Brasil Destaque
Publicado em 26/10/2016 às 14:26 - Autor:

Juro do cartão se aproxima de 500% ao ano em setembro e bate recorde

cartao-de-credito-para-empresas

Os juros médios cobrados pelos bancos nas operações com cartão de crédito rotativo voltaram a subir em setembro deste ano, quando atingiram o patamar de 480,3% ao ano, novo recorde da série histórica do Banco Central, que tem início em março de 2011. Em agosto, estavam em 475% ao ano.

O mesmo aconteceu com os juros bancários cobrados no cheque especial, que subiram 3,8 pontos percentuais em setembro deste ano, para 324,9% ao ano – novo recorde da série histórica, que neste caso começa em julho de 1994. Em agosto a taxa do cheque especial estava em 321,1% ao ano.

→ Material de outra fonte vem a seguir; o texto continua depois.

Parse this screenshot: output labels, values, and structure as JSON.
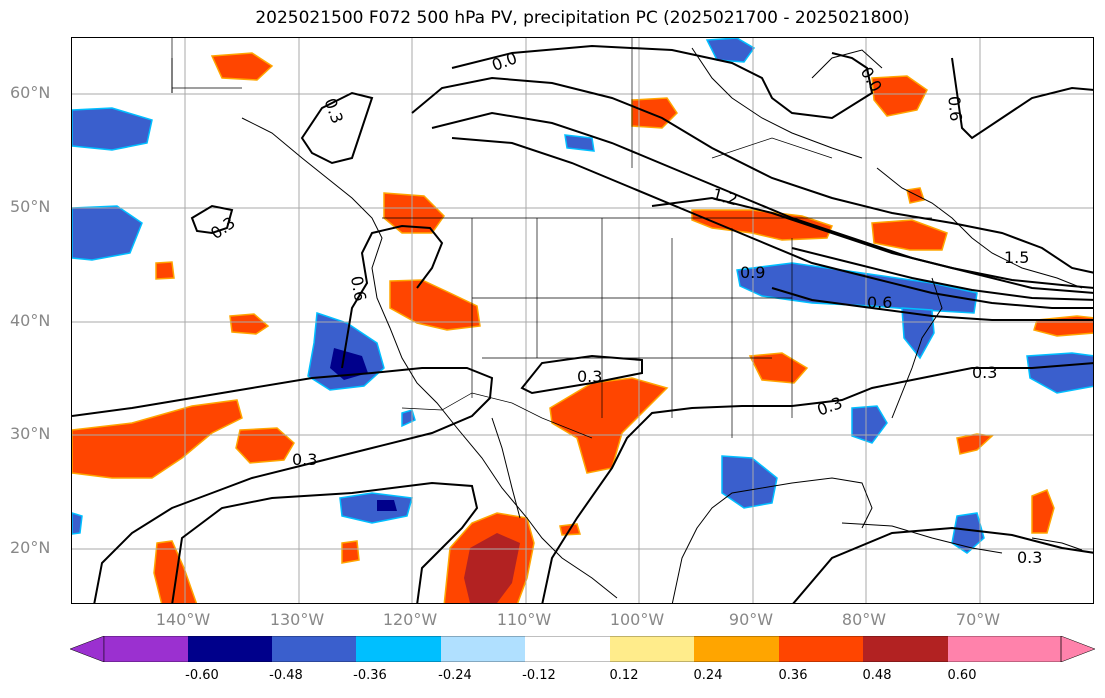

No acumulado de 2016, os juros do cartão de crédito rotativo subiram 48,9 pontos percentuais – estavam em 431,4% ao ano no fechamento de 2015.

Já a taxa cobrada nas operações com cheque especial avançou 37,9 pontos percentuais em 2016, pois somavam 287% ao ano no fim de 2015.

Os juros do cheque especial e do cartão de crédito rotativo estão entre os mais altos do mercado. Esses empréstimos, alertam os especialistas, só devem ser utilizados em momentos de emergência e por um prazo curto de tempo.

No caso do cartão de crédito, a recomendação dos economistas é que os clientes bancários paguem toda a fatura no vencimento para não deixar saldo devedor e evitar pagar juros.

Redução da taxa básica
O chefe do Departamento Econômico do Banco Central, Tulio Maciel, disse que, com o início do processo de corte dos juros básicos da economia, por parte da autoridade monetária, a expectativa é de que isso tenha impacto nos juros cobrados pelos bancos, mas não soube dizer quando as taxas podem ser reduzidas. Neste mês, o BC baixou a taxa básica da economia de 14,25% para 14% ao ano no que foi o primeiro corte dos juros em quatro anos.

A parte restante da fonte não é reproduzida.